I have no idea if it will appeal to the layperson investor (because I have been dealing with investments professionally for over 20 years). However I did not find it hard or dry to read and in fact felt quite comfortable skimming large chunks of it without losing the essence, so for any individual with an interest in investing it should be a worthwhile (if expensive) and thought provoking read.
However I must reiterate for investment advisers or any financial planner worth his/her salt this is a must for your office shelf.
I am studying for CFA level 3. This author also writes the same subject for the CFA Curriculum. I wanted a book that would explain the topic in an easier way first, but from the same author. Four stars instead of five, because the author uses different terms, but then writes the same definitions, in this book.
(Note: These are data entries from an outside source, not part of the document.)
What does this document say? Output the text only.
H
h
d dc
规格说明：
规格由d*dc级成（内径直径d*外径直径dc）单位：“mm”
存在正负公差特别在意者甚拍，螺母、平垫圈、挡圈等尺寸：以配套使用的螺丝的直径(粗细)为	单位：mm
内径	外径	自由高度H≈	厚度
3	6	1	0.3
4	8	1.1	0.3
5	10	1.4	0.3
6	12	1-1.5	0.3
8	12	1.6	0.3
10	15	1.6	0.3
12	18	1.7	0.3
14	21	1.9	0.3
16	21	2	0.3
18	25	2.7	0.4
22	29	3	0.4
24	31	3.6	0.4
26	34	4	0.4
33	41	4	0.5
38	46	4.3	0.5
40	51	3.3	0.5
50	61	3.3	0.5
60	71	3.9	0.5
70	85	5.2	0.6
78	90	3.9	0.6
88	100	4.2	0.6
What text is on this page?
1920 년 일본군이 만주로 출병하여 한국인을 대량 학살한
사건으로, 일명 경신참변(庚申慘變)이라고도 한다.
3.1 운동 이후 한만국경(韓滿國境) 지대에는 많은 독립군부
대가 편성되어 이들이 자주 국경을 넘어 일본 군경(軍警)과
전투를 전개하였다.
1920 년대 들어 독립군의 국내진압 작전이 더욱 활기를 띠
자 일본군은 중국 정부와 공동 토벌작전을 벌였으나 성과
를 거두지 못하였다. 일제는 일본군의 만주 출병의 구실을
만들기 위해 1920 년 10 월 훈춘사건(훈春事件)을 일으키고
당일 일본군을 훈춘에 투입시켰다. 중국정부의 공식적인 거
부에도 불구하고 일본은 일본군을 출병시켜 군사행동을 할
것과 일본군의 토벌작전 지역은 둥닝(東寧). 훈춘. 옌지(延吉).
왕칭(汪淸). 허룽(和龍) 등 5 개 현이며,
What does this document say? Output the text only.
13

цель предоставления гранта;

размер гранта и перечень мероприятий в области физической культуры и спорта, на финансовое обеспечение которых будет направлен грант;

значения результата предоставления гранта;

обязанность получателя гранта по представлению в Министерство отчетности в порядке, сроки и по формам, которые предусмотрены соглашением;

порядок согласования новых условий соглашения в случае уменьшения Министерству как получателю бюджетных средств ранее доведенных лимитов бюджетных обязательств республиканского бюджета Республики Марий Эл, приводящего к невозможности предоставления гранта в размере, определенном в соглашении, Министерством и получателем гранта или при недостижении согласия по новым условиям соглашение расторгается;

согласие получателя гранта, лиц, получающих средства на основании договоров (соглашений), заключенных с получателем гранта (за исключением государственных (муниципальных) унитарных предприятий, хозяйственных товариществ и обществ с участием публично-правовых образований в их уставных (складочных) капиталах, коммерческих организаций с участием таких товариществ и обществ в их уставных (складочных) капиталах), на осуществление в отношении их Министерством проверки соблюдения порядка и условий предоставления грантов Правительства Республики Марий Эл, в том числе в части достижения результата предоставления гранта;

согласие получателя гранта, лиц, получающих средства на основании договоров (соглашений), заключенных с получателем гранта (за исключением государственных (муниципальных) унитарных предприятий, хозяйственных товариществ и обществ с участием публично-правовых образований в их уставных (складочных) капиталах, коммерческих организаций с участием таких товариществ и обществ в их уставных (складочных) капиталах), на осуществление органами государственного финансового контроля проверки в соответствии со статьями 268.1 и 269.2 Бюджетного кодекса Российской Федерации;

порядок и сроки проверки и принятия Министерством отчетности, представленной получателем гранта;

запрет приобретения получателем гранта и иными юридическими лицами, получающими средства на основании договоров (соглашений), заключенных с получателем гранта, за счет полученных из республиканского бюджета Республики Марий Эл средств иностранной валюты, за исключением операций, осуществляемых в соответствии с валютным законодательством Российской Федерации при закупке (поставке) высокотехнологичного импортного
You have to notice the different terms used here, because the CFA exam only uses the terms in the CFA Curriculum.
So much of the content around Behavioral Finance and Neuro Economics is simply new information. Albeit valuable information it often leaves both the practitioner and the individual investor left without an answer to the question, "so what do i do?" Pompian combines his research and insights into our fundamental cognitive and emotional biases together with research and insights into fundamental personality types. By doing this he has created easy to use archetypes and provides concrete, practical action steps for advisors and individual investors to use in order to avoid making big mistakes.
The genuine value in this work is that Pompian provides a framework for how to treat biases in the asset allocation decision. Pompian's work truly aligns the higher purpose of the financial advice business. For the practitioner, the application of this work is really about improving the quality of the advice. The framework provides guidelines for how to answer these two central questions. First, when should and advisor attempt to moderate the way a client naturally behaves in order to counteract the effects of behavioral biases so that they can fit a predetermined asset allocation. ie. The recommended portfolio. Second, and alternatively to the first, when should advisors create asset allocations that adapt to clients' biases so that clients can comfortably abide by their asset allocation decision.
This is practical, usable and valuable. A must for anyone who professes to be a financial advisor.